Costly Kitchen Mistakes
From the Professional Remodeler magazine July issue. Author: David Weissman
General contractors do their best to keep jobs in line and on budget but want consumers to know that the process is a two-way street. A survey of 300 general contractors nationwide published by Consumer Reports in June 2016 detailed seven kitchen remodeling mistakes made by consumers that are guaranteed to cause problems for homeowners. Among them:
- Changing your mind. Nearly 60 percent of contractors said that the No. 1 way to drive up costs is for homeowners to introduce changes after a project begins. Changes increase costs by an average of 10 percent.
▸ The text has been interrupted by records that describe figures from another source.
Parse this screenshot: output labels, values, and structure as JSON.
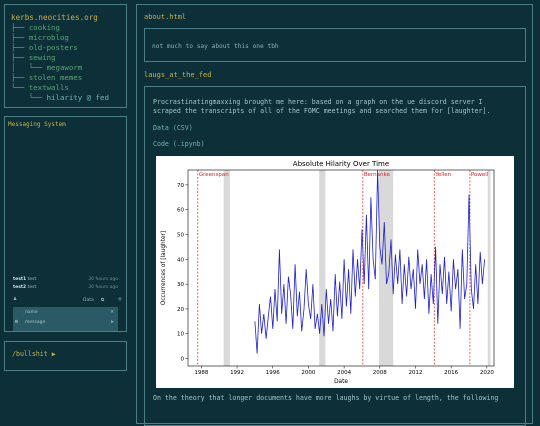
{
  "sidebar": {
    "site_title": "kerbs.neocities.org",
    "tree": [
      {
        "prefix": "├── ",
        "label": "cooking",
        "color": "green"
      },
      {
        "prefix": "├── ",
        "label": "microblog",
        "color": "green"
      },
      {
        "prefix": "├── ",
        "label": "old-posters",
        "color": "green"
      },
      {
        "prefix": "├── ",
        "label": "sewing",
        "color": "green"
      },
      {
        "prefix": "│   └── ",
        "label": "megaworm",
        "color": "green"
      },
      {
        "prefix": "├── ",
        "label": "stolen memes",
        "color": "green"
      },
      {
        "prefix": "└── ",
        "label": "textwalls",
        "color": "green"
      },
      {
        "prefix": "    └── ",
        "label": "hilarity @ fed",
        "color": "teal"
      }
    ]
  },
  "messaging": {
    "title": "Messaging System",
    "messages": [
      {
        "user": "test1",
        "text": "test",
        "time": "30 hours ago"
      },
      {
        "user": "test2",
        "text": "test",
        "time": "30 hours ago"
      }
    ],
    "toolbar_label": "Data",
    "name_placeholder": "name",
    "message_placeholder": "message"
  },
  "bullshit": {
    "label": "/bullshit ▶"
  },
  "main": {
    "about_title": "about.html",
    "about_text": "not much to say about this one tbh",
    "post_title": "laugs_at_the_fed",
    "post_intro": "Procrastinatingmaxxing brought me here: based on a graph on the ue discord server I scraped the transcripts of all of the FOMC meetings and searched them for [laughter].",
    "link_data": "Data (CSV)",
    "link_code": "Code (.ipynb)",
    "post_outro": "On the theory that longer documents have more laughs by virtue of length, the following"
  },
  "chart_data": {
    "type": "line",
    "title": "Absolute Hilarity Over Time",
    "xlabel": "Date",
    "ylabel": "Occurrences of [laughter]",
    "xlim": [
      1986.5,
      2020.8
    ],
    "ylim": [
      -3,
      76
    ],
    "xticks": [
      1988,
      1992,
      1996,
      2000,
      2004,
      2008,
      2012,
      2016,
      2020
    ],
    "yticks": [
      0,
      10,
      20,
      30,
      40,
      50,
      60,
      70
    ],
    "line_color": "#1f1fd0",
    "recessions": [
      [
        1990.5,
        1991.2
      ],
      [
        2001.2,
        2001.9
      ],
      [
        2007.9,
        2009.5
      ],
      [
        2020.1,
        2020.4
      ]
    ],
    "chairs": [
      {
        "name": "Greenspan",
        "x": 1987.6
      },
      {
        "name": "Bernanke",
        "x": 2006.1
      },
      {
        "name": "Yellen",
        "x": 2014.1
      },
      {
        "name": "Powell",
        "x": 2018.1
      }
    ],
    "series": [
      {
        "x": [
          1994.0,
          1994.25,
          1994.5,
          1994.75,
          1995.0,
          1995.25,
          1995.5,
          1995.75,
          1996.0,
          1996.25,
          1996.5,
          1996.75,
          1997.0,
          1997.25,
          1997.5,
          1997.75,
          1998.0,
          1998.25,
          1998.5,
          1998.75,
          1999.0,
          1999.25,
          1999.5,
          1999.75,
          2000.0,
          2000.25,
          2000.5,
          2000.75,
          2001.0,
          2001.25,
          2001.5,
          2001.75,
          2002.0,
          2002.25,
          2002.5,
          2002.75,
          2003.0,
          2003.25,
          2003.5,
          2003.75,
          2004.0,
          2004.25,
          2004.5,
          2004.75,
          2005.0,
          2005.25,
          2005.5,
          2005.75,
          2006.0,
          2006.25,
          2006.5,
          2006.75,
          2007.0,
          2007.25,
          2007.5,
          2007.75,
          2008.0,
          2008.25,
          2008.5,
          2008.75,
          2009.0,
          2009.25,
          2009.5,
          2009.75,
          2010.0,
          2010.25,
          2010.5,
          2010.75,
          2011.0,
          2011.25,
          2011.5,
          2011.75,
          2012.0,
          2012.25,
          2012.5,
          2012.75,
          2013.0,
          2013.25,
          2013.5,
          2013.75,
          2014.0,
          2014.25,
          2014.5,
          2014.75,
          2015.0,
          2015.25,
          2015.5,
          2015.75,
          2016.0,
          2016.25,
          2016.5,
          2016.75,
          2017.0,
          2017.25,
          2017.5,
          2017.75,
          2018.0,
          2018.25,
          2018.5,
          2018.75,
          2019.0,
          2019.25,
          2019.5,
          2019.75
        ],
        "y": [
          15,
          2,
          22,
          10,
          18,
          8,
          17,
          25,
          12,
          28,
          15,
          44,
          18,
          30,
          14,
          33,
          26,
          12,
          38,
          17,
          27,
          11,
          20,
          36,
          22,
          16,
          30,
          12,
          18,
          10,
          22,
          9,
          28,
          14,
          24,
          11,
          34,
          17,
          31,
          16,
          40,
          21,
          36,
          18,
          44,
          25,
          40,
          28,
          52,
          30,
          58,
          28,
          65,
          40,
          32,
          76,
          45,
          38,
          55,
          30,
          34,
          48,
          26,
          42,
          30,
          44,
          22,
          38,
          25,
          41,
          28,
          36,
          20,
          44,
          30,
          38,
          24,
          40,
          18,
          34,
          22,
          45,
          14,
          38,
          26,
          41,
          22,
          35,
          19,
          40,
          28,
          36,
          12,
          44,
          24,
          30,
          66,
          28,
          20,
          38,
          22,
          43,
          30,
          40
        ]
      }
    ]
  }
}
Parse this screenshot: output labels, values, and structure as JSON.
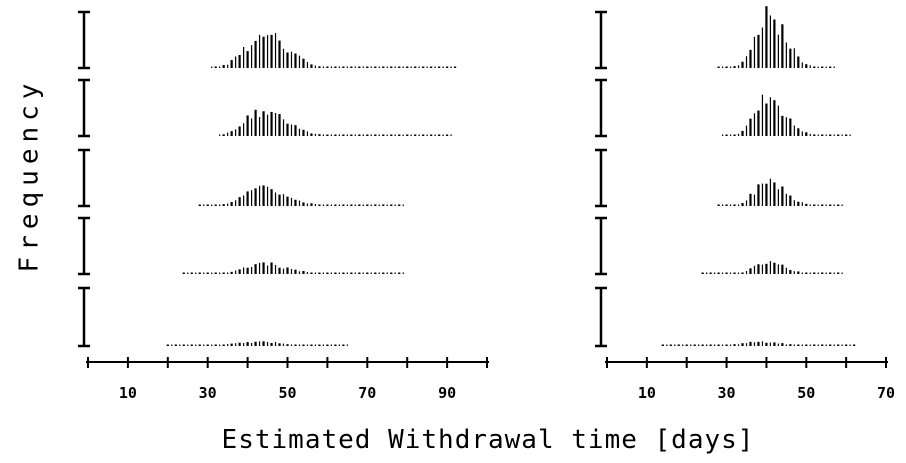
{
  "y_label": "Frequency",
  "x_label": "Estimated Withdrawal time [days]",
  "chart_data": [
    {
      "type": "bar",
      "subtype": "stacked-histograms",
      "xlabel": "Estimated Withdrawal time [days]",
      "ylabel": "Frequency",
      "xlim": [
        0,
        100
      ],
      "xticks": [
        0,
        10,
        20,
        30,
        40,
        50,
        60,
        70,
        80,
        90,
        100
      ],
      "xtick_labels": [
        "10",
        "30",
        "50",
        "70",
        "90"
      ],
      "xtick_label_values": [
        10,
        30,
        50,
        70,
        90
      ],
      "bin_width": 1,
      "panels": [
        {
          "peak": 44,
          "min": 31,
          "max": 92,
          "sigma_left": 4.5,
          "sigma_right": 6,
          "max_height": 0.58
        },
        {
          "peak": 44,
          "min": 33,
          "max": 91,
          "sigma_left": 4.5,
          "sigma_right": 6,
          "max_height": 0.44
        },
        {
          "peak": 44,
          "min": 28,
          "max": 79,
          "sigma_left": 4.5,
          "sigma_right": 6,
          "max_height": 0.32
        },
        {
          "peak": 44,
          "min": 24,
          "max": 79,
          "sigma_left": 4.5,
          "sigma_right": 6,
          "max_height": 0.18
        },
        {
          "peak": 43,
          "min": 20,
          "max": 65,
          "sigma_left": 6,
          "sigma_right": 6,
          "max_height": 0.07
        }
      ]
    },
    {
      "type": "bar",
      "subtype": "stacked-histograms",
      "xlabel": "Estimated Withdrawal time [days]",
      "ylabel": "Frequency",
      "xlim": [
        0,
        70
      ],
      "xticks": [
        0,
        10,
        20,
        30,
        40,
        50,
        60,
        70
      ],
      "xtick_labels": [
        "10",
        "30",
        "50",
        "70"
      ],
      "xtick_label_values": [
        10,
        30,
        50,
        70
      ],
      "bin_width": 1,
      "panels": [
        {
          "peak": 40,
          "min": 28,
          "max": 57,
          "sigma_left": 3,
          "sigma_right": 4.5,
          "max_height": 0.96
        },
        {
          "peak": 40,
          "min": 29,
          "max": 61,
          "sigma_left": 3,
          "sigma_right": 4.5,
          "max_height": 0.66
        },
        {
          "peak": 40,
          "min": 28,
          "max": 59,
          "sigma_left": 3,
          "sigma_right": 4.5,
          "max_height": 0.44
        },
        {
          "peak": 40,
          "min": 24,
          "max": 59,
          "sigma_left": 3,
          "sigma_right": 4.5,
          "max_height": 0.2
        },
        {
          "peak": 39,
          "min": 14,
          "max": 62,
          "sigma_left": 5,
          "sigma_right": 5,
          "max_height": 0.07
        }
      ]
    }
  ]
}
- Skipping the background check. Consumers who hire unlicensed contractors forfeit protections from their state licensing board. Licensed contractors are legally obligated to guarantee their work. The survey also found that licensed contractors are better at holding down costs when unexpected problems arise.
- Using open-ended contracts. Contracts that lack details regarding materials and specific start and end dates leave consumers vulnerable to remodelers who may become distracted by another project mid-job.
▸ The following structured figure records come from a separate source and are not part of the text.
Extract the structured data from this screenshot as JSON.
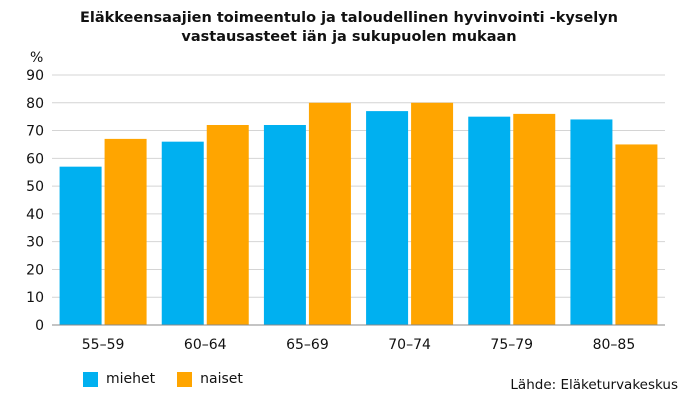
{
  "chart_data": {
    "type": "bar",
    "title_lines": [
      "Eläkkeensaajien toimeentulo ja taloudellinen hyvinvointi -kyselyn",
      "vastausasteet iän ja sukupuolen mukaan"
    ],
    "ylabel": "%",
    "xlabel": "",
    "ylim": [
      0,
      90
    ],
    "yticks": [
      0,
      10,
      20,
      30,
      40,
      50,
      60,
      70,
      80,
      90
    ],
    "grid": true,
    "legend_position": "bottom-left",
    "categories": [
      "55–59",
      "60–64",
      "65–69",
      "70–74",
      "75–79",
      "80–85"
    ],
    "series": [
      {
        "name": "miehet",
        "color": "#00b0f0",
        "values": [
          57,
          66,
          72,
          77,
          75,
          74
        ]
      },
      {
        "name": "naiset",
        "color": "#ffa500",
        "values": [
          67,
          72,
          80,
          80,
          76,
          65
        ]
      }
    ],
    "source": "Lähde: Eläketurvakeskus"
  }
}
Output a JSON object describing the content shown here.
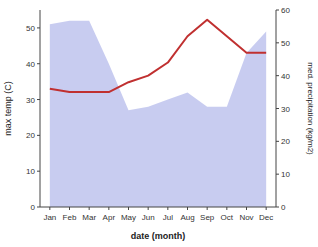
{
  "chart_data": {
    "type": "line",
    "xlabel": "date (month)",
    "ylabel": "max temp (C)",
    "y2label": "med. precipitation (kg/m2)",
    "categories": [
      "Jan",
      "Feb",
      "Mar",
      "Apr",
      "May",
      "Jun",
      "Jul",
      "Aug",
      "Sep",
      "Oct",
      "Nov",
      "Dec"
    ],
    "series": [
      {
        "type": "area",
        "color": "#aab0e8",
        "values": [
          51,
          52,
          52,
          40,
          27,
          28,
          30,
          32,
          28,
          28,
          43,
          49
        ]
      },
      {
        "type": "line",
        "color": "#c03030",
        "axis": "y2",
        "values": [
          36,
          35,
          35,
          35,
          38,
          40,
          44,
          52,
          57,
          52,
          47,
          47
        ]
      }
    ],
    "ylim": [
      0,
      55
    ],
    "yticks": [
      0,
      10,
      20,
      30,
      40,
      50
    ],
    "y2lim": [
      0,
      60
    ],
    "y2ticks": [
      0,
      10,
      20,
      30,
      40,
      50,
      60
    ],
    "grid": false
  }
}
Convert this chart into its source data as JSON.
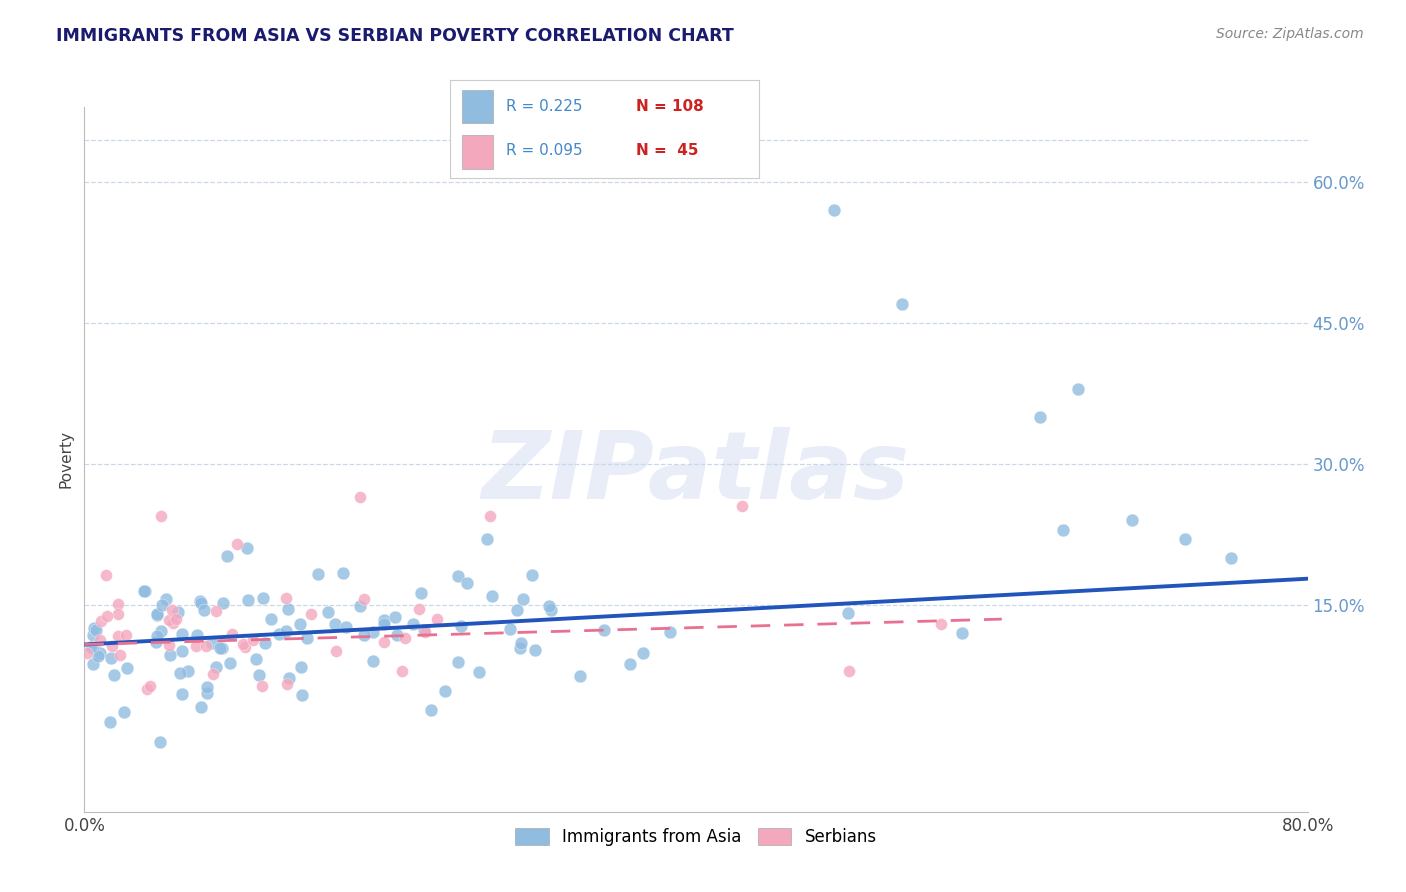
{
  "title": "IMMIGRANTS FROM ASIA VS SERBIAN POVERTY CORRELATION CHART",
  "source": "Source: ZipAtlas.com",
  "xlabel_bottom_left": "0.0%",
  "xlabel_bottom_right": "80.0%",
  "ylabel": "Poverty",
  "ytick_labels": [
    "15.0%",
    "30.0%",
    "45.0%",
    "60.0%"
  ],
  "ytick_values": [
    0.15,
    0.3,
    0.45,
    0.6
  ],
  "xlim": [
    0.0,
    0.8
  ],
  "ylim": [
    -0.07,
    0.68
  ],
  "blue_R": 0.225,
  "blue_N": 108,
  "pink_R": 0.095,
  "pink_N": 45,
  "blue_color": "#90bce0",
  "pink_color": "#f4a8be",
  "blue_line_color": "#2255bb",
  "pink_line_color": "#e87090",
  "legend_label_blue": "Immigrants from Asia",
  "legend_label_pink": "Serbians",
  "watermark_text": "ZIPatlas",
  "background_color": "#ffffff",
  "grid_color": "#c8d8e8",
  "title_color": "#1a1a6e",
  "axis_tick_color": "#6699cc",
  "blue_trend_x": [
    0.0,
    0.8
  ],
  "blue_trend_y": [
    0.108,
    0.178
  ],
  "pink_trend_x": [
    0.0,
    0.6
  ],
  "pink_trend_y": [
    0.108,
    0.135
  ],
  "legend_R_color": "#4488cc",
  "legend_N_color": "#cc2222"
}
- Forgetting functionality. For example, rangehoods work much better at removing smoke and odors than does the built-in ventilation of an over-the-range microwave; undercabinet lighting helps eliminate shadows on kitchen counter workspaces; and drawers in base cabinets help maximize storage.
- Relying on rough sketches. Vague, rough sketches do little to thoroughly address design challenges. Using 3-D drawings helps consumers visualize the space and identify traffic-flow problems, such as whether circulation is blocked when the fridge door is open. Virtual-reality software lets consumers immerse themselves in the new space before work ever begins.